BACKGROUND IMAGE: iSTOCK/GETTY IMAGES
With so much emphasis placed on building out a disaster recovery plan, organizations often forget that they need to assess even the most detailed plans to ensure that everything will work. Without a disaster recovery testing strategy, there is no guarantee that all of your planning will be worth it in the end.
It's a common tale: An organization needs to plan what steps to take when a disaster -- of varying types, scopes and levels of impact -- strikes. Typically, an organization puts quite a bit of effort into conducting a business impact analysis and a risk assessment, and then creating the plan itself.
An untested plan is pretty much a conceptual set of steps. Granted, some things are going to work, but as your environment changes over time and the business needs evolve, there isn't a true guarantee that an untested plan is going to work.
So, you need to test the plan. You've got to prove to yourself and to the powers that be that your plan will work. The whole point of a DR plan is to proactively mitigate the risks associated with a disaster, and testing the plan mitigates the risk that the plan won't work.
There are four high-level steps that can point you down the right path toward establishing a proper disaster recovery testing strategy.
Decide what parts of the plan need to be tested
Your DR testing may include anything from a single system to a multi-tiered application to an entire environment. Depending on what's considered critical to your organization, you need to first define what needs to be tested. Be sure to include dependencies in your thinking. For example, if Exchange relies on Active Directory and DNS records, make a note of that.
Determine testing frequency
There's always the question of how often a DR plan should be tested. In your disaster recovery testing strategy, the frequency of testing should be based on the frequency that the plan changes. Workloads that don't change at all probably only need to undergo DR testing once a year. When systems, applications and platforms change, the DR plan gets updated, which means it needs to be tested. And this decision is not necessarily final. Reviewing the need to test the DR plan can be done quarterly or semiannually, depending on the criticality of the workloads in question.
Choose your testing method
There are four commonly accepted ways to perform DR testing. As you consider which one is right for you, keep in mind that the goal is always to validate that the plan will actually work in practical execution. The four common methods are:
- Simple plan review -- This is about as basic as it sounds. The DR team looks over the plan identifying any parts that are outdated, missing, etc.
- Tabletop run-through -- The DR team walks through the plan as if it were being executed, discussing the steps and identifying any potential issues. Often, this is done using recovery scenarios to ensure the plan will work for specific disaster circumstances.
- DR scenario simulations -- This is basically an actual execution of the DR plan into a non-production DR environment. It usually is limited to specific workloads, systems, applications and so on and does not include the entire environment.

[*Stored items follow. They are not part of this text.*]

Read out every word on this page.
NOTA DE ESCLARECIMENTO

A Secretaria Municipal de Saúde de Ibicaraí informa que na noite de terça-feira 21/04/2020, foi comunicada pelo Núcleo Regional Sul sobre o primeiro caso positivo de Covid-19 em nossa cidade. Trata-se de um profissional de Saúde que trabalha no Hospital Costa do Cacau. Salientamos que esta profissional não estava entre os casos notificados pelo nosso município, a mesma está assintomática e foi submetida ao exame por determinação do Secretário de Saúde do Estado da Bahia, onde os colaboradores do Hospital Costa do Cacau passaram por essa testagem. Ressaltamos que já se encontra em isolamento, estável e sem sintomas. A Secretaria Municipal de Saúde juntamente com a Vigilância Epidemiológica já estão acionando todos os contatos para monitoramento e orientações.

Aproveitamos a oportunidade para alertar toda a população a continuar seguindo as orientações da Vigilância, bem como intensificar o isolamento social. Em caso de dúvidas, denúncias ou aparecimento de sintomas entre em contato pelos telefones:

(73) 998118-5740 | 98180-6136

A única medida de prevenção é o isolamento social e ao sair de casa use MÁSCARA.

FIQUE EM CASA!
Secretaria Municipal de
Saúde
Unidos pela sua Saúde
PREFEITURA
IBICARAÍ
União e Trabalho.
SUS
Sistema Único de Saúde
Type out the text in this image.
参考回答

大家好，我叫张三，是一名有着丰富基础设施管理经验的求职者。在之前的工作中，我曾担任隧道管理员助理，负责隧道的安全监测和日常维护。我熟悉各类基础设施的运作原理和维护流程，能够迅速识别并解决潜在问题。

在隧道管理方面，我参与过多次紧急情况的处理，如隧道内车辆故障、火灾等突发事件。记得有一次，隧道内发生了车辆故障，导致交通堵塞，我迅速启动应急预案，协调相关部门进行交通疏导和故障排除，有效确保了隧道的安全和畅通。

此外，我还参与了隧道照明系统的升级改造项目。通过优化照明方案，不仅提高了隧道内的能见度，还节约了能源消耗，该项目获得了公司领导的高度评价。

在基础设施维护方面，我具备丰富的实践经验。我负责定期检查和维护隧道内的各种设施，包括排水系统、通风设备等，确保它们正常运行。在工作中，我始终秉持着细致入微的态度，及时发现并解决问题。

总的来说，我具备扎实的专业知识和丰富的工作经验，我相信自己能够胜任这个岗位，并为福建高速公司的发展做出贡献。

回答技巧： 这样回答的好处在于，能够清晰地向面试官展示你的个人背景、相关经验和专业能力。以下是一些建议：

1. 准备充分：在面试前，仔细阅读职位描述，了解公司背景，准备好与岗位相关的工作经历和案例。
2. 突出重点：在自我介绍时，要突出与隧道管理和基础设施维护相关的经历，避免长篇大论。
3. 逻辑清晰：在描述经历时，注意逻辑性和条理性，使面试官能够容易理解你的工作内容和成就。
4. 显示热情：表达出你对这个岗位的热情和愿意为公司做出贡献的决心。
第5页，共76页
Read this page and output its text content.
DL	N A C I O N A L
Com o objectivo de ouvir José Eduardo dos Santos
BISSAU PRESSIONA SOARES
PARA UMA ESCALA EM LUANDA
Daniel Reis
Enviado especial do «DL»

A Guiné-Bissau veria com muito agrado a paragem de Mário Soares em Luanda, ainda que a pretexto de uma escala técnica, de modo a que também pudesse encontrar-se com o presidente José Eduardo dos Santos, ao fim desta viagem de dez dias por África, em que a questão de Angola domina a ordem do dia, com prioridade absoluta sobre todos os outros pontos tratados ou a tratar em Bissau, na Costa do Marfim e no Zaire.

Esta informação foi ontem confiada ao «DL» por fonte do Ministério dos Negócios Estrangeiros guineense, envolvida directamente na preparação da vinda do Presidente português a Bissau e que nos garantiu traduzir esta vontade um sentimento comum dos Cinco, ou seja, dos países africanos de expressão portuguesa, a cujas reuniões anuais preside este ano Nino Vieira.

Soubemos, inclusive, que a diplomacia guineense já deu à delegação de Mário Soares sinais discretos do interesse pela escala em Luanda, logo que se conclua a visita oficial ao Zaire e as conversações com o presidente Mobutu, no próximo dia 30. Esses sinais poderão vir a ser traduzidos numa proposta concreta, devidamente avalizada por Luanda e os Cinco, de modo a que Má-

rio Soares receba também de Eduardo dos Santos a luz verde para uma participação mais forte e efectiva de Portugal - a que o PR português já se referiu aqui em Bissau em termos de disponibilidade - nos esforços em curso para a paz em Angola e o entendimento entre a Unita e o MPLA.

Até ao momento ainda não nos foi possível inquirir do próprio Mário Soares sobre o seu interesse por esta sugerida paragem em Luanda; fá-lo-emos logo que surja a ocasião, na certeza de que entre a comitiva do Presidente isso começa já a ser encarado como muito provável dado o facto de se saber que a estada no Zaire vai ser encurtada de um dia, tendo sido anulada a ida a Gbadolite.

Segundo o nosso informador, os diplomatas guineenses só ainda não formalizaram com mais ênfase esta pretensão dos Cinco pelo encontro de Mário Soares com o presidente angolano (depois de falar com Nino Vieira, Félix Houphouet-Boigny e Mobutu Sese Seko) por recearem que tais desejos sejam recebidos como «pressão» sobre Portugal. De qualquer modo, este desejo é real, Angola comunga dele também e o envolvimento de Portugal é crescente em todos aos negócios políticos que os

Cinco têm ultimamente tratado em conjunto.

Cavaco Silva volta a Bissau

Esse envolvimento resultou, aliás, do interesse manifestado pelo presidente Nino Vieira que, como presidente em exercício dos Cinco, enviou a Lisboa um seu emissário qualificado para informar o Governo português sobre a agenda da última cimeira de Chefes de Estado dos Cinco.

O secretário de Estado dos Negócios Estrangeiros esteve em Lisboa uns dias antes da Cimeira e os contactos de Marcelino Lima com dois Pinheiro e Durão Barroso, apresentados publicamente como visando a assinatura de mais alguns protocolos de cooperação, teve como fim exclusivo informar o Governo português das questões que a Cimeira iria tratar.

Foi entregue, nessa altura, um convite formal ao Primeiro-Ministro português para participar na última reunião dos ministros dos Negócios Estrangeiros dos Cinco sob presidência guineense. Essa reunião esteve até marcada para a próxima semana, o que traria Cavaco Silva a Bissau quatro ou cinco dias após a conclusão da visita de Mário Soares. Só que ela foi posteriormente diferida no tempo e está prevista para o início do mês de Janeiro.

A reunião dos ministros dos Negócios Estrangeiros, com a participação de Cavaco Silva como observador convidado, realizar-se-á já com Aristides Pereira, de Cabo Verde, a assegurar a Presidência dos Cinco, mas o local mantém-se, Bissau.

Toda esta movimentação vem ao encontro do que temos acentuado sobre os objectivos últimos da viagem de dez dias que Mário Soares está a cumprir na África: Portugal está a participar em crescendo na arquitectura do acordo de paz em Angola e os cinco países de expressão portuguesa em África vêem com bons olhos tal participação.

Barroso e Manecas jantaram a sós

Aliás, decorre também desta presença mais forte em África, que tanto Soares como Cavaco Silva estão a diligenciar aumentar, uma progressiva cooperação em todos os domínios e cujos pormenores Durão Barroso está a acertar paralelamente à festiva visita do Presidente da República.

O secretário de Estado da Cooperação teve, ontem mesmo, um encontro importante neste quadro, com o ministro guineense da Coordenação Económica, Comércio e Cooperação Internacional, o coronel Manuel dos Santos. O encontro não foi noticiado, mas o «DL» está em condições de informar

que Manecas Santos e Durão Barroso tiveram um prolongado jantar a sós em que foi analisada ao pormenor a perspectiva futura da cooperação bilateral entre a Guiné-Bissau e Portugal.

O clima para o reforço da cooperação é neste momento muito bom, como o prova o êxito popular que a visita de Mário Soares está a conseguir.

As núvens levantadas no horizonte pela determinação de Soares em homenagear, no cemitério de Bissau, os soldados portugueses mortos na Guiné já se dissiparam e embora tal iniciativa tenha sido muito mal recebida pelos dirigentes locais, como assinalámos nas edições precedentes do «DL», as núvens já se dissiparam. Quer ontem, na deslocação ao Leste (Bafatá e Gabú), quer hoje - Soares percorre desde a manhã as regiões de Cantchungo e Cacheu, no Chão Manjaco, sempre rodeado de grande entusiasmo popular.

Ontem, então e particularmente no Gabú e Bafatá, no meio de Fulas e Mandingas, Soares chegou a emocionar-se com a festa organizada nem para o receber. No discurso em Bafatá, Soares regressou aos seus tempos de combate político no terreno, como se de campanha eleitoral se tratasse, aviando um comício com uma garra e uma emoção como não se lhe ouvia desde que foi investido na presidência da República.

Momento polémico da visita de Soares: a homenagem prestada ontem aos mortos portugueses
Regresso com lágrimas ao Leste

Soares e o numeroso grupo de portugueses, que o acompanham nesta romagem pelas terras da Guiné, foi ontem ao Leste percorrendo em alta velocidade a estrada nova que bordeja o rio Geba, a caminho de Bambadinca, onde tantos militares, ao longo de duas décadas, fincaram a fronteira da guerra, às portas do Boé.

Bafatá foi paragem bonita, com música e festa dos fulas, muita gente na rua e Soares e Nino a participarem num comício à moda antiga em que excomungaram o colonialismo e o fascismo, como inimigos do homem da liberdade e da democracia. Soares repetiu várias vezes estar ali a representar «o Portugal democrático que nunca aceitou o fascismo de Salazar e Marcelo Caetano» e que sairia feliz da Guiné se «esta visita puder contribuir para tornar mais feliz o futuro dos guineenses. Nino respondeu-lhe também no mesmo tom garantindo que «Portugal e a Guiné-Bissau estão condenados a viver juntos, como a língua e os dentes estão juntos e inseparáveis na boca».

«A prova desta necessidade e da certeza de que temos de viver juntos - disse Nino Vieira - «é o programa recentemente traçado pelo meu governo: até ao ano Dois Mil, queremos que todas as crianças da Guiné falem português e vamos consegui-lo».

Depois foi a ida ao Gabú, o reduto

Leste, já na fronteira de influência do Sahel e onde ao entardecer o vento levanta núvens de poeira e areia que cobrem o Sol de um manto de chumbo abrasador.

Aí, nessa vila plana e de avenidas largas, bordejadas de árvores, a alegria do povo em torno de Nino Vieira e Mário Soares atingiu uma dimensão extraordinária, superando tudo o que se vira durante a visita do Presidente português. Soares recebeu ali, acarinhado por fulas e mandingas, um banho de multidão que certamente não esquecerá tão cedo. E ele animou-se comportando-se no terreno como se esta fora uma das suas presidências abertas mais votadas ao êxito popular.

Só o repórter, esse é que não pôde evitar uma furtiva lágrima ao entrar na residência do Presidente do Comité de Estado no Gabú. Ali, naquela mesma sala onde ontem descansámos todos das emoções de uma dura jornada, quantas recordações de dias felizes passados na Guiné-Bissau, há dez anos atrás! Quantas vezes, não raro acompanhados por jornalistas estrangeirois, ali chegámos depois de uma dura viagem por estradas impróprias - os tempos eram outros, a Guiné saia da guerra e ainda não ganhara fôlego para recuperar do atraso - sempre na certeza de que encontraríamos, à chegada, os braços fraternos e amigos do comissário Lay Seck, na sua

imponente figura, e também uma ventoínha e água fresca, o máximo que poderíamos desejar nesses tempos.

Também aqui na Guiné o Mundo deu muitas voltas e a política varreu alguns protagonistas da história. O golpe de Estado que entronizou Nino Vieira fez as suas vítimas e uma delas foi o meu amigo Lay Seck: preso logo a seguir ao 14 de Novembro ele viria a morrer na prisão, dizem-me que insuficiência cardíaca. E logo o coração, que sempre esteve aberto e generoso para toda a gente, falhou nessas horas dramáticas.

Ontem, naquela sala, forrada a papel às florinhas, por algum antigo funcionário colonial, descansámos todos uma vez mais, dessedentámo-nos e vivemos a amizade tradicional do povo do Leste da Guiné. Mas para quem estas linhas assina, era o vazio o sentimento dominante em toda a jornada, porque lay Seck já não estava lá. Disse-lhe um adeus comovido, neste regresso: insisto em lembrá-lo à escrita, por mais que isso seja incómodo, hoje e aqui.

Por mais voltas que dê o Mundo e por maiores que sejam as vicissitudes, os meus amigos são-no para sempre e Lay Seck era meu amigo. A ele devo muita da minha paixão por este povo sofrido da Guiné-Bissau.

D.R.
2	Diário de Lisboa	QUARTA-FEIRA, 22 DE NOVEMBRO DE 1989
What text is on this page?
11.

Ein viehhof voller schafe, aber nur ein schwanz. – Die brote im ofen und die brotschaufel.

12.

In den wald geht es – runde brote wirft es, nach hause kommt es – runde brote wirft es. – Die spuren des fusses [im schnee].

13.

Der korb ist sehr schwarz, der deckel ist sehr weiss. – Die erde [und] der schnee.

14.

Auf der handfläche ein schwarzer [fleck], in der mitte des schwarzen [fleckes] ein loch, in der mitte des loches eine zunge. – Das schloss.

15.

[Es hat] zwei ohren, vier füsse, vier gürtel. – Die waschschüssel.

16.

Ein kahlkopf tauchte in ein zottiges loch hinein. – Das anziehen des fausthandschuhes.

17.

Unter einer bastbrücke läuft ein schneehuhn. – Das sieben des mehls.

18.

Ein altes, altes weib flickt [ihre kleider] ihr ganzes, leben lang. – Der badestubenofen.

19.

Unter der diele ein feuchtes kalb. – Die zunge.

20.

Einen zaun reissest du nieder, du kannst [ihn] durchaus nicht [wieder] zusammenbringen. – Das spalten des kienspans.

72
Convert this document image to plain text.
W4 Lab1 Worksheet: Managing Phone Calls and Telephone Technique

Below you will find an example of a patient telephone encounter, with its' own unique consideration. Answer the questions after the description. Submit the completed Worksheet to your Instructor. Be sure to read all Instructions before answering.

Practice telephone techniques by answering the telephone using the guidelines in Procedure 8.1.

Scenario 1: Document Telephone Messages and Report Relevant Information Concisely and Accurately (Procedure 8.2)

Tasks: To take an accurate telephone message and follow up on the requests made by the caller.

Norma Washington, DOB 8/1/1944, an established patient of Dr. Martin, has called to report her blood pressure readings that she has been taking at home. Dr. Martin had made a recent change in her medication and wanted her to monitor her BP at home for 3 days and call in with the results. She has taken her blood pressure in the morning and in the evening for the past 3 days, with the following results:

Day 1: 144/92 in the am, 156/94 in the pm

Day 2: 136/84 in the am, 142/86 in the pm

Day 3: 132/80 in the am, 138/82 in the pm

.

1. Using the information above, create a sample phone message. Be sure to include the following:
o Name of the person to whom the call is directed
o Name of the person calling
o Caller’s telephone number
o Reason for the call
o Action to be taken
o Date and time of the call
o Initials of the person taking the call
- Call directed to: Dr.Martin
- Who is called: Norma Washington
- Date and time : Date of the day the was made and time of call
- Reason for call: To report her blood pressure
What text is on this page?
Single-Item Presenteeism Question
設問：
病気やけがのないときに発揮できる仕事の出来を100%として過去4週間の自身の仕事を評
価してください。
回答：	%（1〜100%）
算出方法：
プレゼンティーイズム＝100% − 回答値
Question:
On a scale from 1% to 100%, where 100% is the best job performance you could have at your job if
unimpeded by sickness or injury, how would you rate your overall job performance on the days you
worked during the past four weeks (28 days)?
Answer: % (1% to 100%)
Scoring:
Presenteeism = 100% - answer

- Full DR simulation -- Same as the previous method, but you're attempting to recover everything in a scenario where there is a total loss of operations and location.
Update your DR plan
Your tests should uncover that the plan is spot on and needs no adjusting, or, more likely, that it has deficiencies, errors and omissions that need to be addressed or updated. So, assume you'll need to include some time post-testing to update the DR plan so that it reflects any changes necessary to ensure a successful recovery down the line.
Testing is likely the most important part of your DR plan. Without it, you truly have no idea whether the plan is going to work. So, if you don't currently have a disaster recovery testing strategy included in your plan, it would be highly beneficial to add one. That way, you have a good idea of what to expect when it comes time to actually recover.